При этом он старался разглядеть ее лицо, фигуру, определить характер и в то же время подстроиться под деревенскую манеру разговора, чтоб не отпугнуть ее. На вид ей было около двадцати лет. Довольно высокая, тонкая в талии, в зеленом с вышивкой сарафане с передником. На голове простой платок, а под ним льняная коса, уложенная кружком на голове. Судя по всему, она была девушкой не робкого десятка и смотрела открыто, приветливо широко посаженными глазами то ли серого, то ли зеленого цвета. Сделав несколько шагов, она так и стояла, не решаясь пройти внутрь.
— Так как тебя кличут? — повторил он, стараясь как можно приветливей улыбаться, понимая, что от одного неосторожного слова она может не так его понять и убежать обратно. Наконец до нее дошло, о чем ее спрашивают, и она охотно разъяснила:
— Нарекли Евдокией, а так зовут Дусей. Родные же просто Дуняшей кличут. Я на все эти имена и откликаюсь.
— Вот и ладно, я тоже, если позволишь, буду тебя так звать. Красивое имя — Дуняша… Дунюшка, — повторил он нараспев, отчего девушка неожиданно покраснела и отвернулась, видно, ей было в новинку, что кто-то хвалебно отозвался об ее имени. — Да ты не смущайся, мне и вправду помощница нужна, а то одному тут не управиться. Что тебе еще батюшка твой сказал?
— Сказал, мол, нечего без дела сидеть да семечки грызть, — улыбнулась она, — лучше делом каким заняться. Я и не ослушалась, пришла…
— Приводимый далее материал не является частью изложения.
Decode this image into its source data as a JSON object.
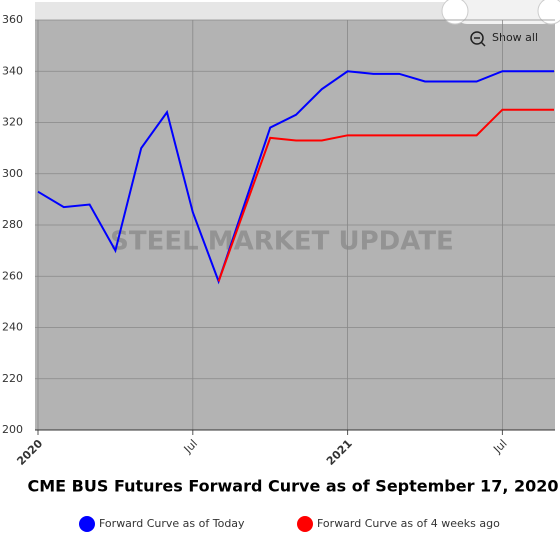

— Так ты, значит, незамужняя? Ну, невелика беда, за такую красавицу обязательно кто-нибудь посватается, дай только срок. Ты мне лучше скажи, как я понял, семечки грызть ты умеешь, а по дому управляться сможешь? А то, может, специально батька твой неумеху направил ко мне, что работящих ему жалко? Признавайся сразу, чего делать умеешь? Может, мне другую кого позвать? — широко улыбаясь, полушутя спросил он, не сводя с девушки глаз, вызывая тем самым ее на разговор.